As the one-year anniversary of the tragic event took place Saturday, friends and family returned to the area to honor Brown’s life, according to family friend Jen Grove Craig. She said the community response after the tragedy was moving.

“So many residents and visitors there at that time reached out with kindness and prayers and that was very appreciated,” she wrote in a Facebook post. “Please send prayers or good vibes as Travor would say, to his family and friends near and far who are missing this remarkable young man.”

Brown’s family could not be reached for comment Saturday, but other friends shared their thoughts online.

“One year ago today, I felt what it is like to lose a part of yourself,” Austin Michael Wyatt wrote on Facebook, accompanied by photos of him with Brown. “My brother was my best friend. There has never been one person that understood me like he did. He was my partner in crime.

“Words fail to bring light to the deep and unending ache that is left behind after your heart is completely and irrevocably broken. There is a pain that reaches farther than tears and loneliness. There is a pain that no family should have to endure, but unfortunately we did. We lost one of our own, and we lost him way too soon. We all lost a part of ourselves.

“However, I’m thankful for my family and their ability to love unconditionally in the middle of a storm. There is no recovery with something like this, but we made sure we got as close as we could.

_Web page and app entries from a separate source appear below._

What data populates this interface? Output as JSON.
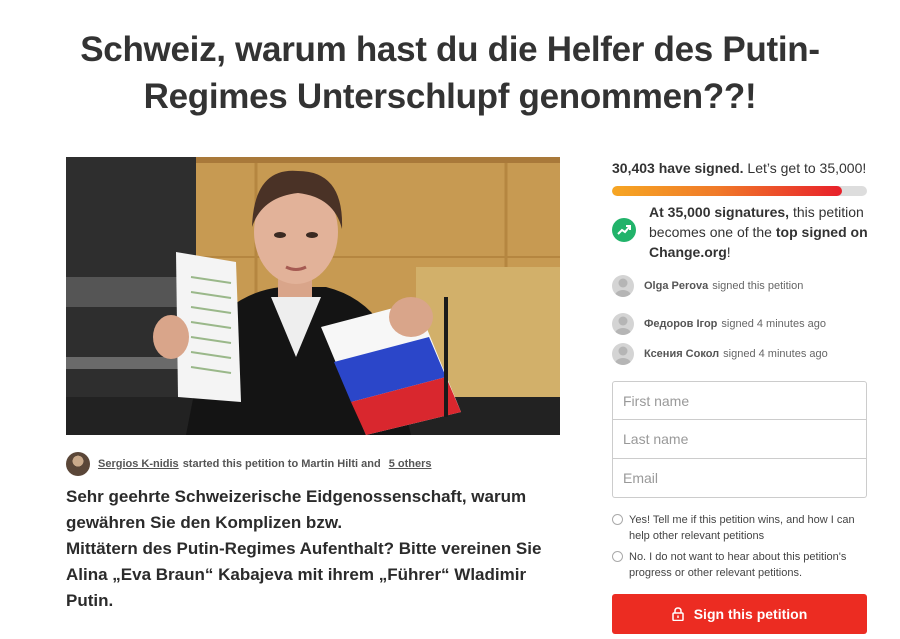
{
  "petition": {
    "title": "Schweiz, warum hast du die Helfer des Putin-Regimes Unterschlupf genommen??!",
    "starter": {
      "author": "Sergios K-nidis",
      "middle_text": "started this petition to Martin Hilti and",
      "others_link": "5 others"
    },
    "body": [
      "Sehr geehrte Schweizerische Eidgenossenschaft, warum gewähren Sie den Komplizen bzw.",
      "Mittätern des Putin-Regimes Aufenthalt? Bitte vereinen Sie Alina „Eva Braun“ Kabajeva mit ihrem „Führer“ Wladimir Putin."
    ]
  },
  "signatures": {
    "count_text": "30,403 have signed.",
    "goal_text": "Let’s get to 35,000!",
    "count": 30403,
    "goal": 35000,
    "progress_fraction": 0.9
  },
  "milestone": {
    "bold1": "At 35,000 signatures,",
    "text1": " this petition becomes one of the ",
    "bold2": "top signed on Change.org",
    "text2": "!"
  },
  "recent_signers": [
    {
      "name": "Olga Perova",
      "action": "signed this petition"
    },
    {
      "name": "Федоров Ігор",
      "action": "signed 4 minutes ago"
    },
    {
      "name": "Ксения Сокол",
      "action": "signed 4 minutes ago"
    }
  ],
  "form": {
    "first_name_placeholder": "First name",
    "last_name_placeholder": "Last name",
    "email_placeholder": "Email",
    "opt_in_yes": "Yes! Tell me if this petition wins, and how I can help other relevant petitions",
    "opt_in_no": "No. I do not want to hear about this petition's progress or other relevant petitions.",
    "sign_button": "Sign this petition"
  },
  "colors": {
    "accent": "#ec2c22",
    "success": "#21b36a",
    "progress_start": "#f6a623",
    "progress_end": "#e8202a"
  }
}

“I’m also thankful for my friends, old and new, for giving me a reason to never lose sight of how beautiful this life is,” Wyatt continued, “and how much is still out there to love and experience. My friends inspire me every day to keep looking forward and cherish the little things in life.

“I am who I am today because of Travor Brown. He taught me how to love life and live authentically. And for that I will be forever grateful. I will never stop missing you, brother.”

The area where the initial incident took place in St. Andrew State Park was calm Saturday as beachgoers played in the water and sand. A year earlier, the scene was much different. Hundred of onlookers on June 8, 2016, watched dozens of law enforcement, firefighters and EMS frantically dug in a sand bank for hours under the midday sun — unsure how many people had been in the tunnel at the time. Brown had been rushed to a hospital about 3:30 p.m. that day and initially was listed in critical condition.

Witnesses said they saw a group of teenagers kicking the sides of a steep sand bank, making cavities. Fire Rescue Capt. Gabriel Moschella, one of the emergency workers on the scene, told The News Herald the boys had dug three holes, spanning about 20 feet, horizontally into the dune wall. Each hole was about 4 feet deep, Moschella said, and bystanders believe Brown was trying to connect the holes to each other, to form a rough “W” shape.

Brown had dug into the sand until nothing more than his feet were sticking out when the mound collapsed on top of the teen, witnesses said.

His family rushed from Oklahoma after receiving news of the accident, but days later they made the decision to remove Brown from life support.

Numerous people responded with shock and grief at hearing about Brown, who had aspired to be a model after he graduated high school. Strangers in the community donated to a fund that would go toward his grieving family, and several peers shared stories of his charming, lighthearted personality. Grove said the impact Brown made in his brief life still is felt by many.

“Travor, you are never far from our thoughts,” she wrote. “You are loved and missed very much.”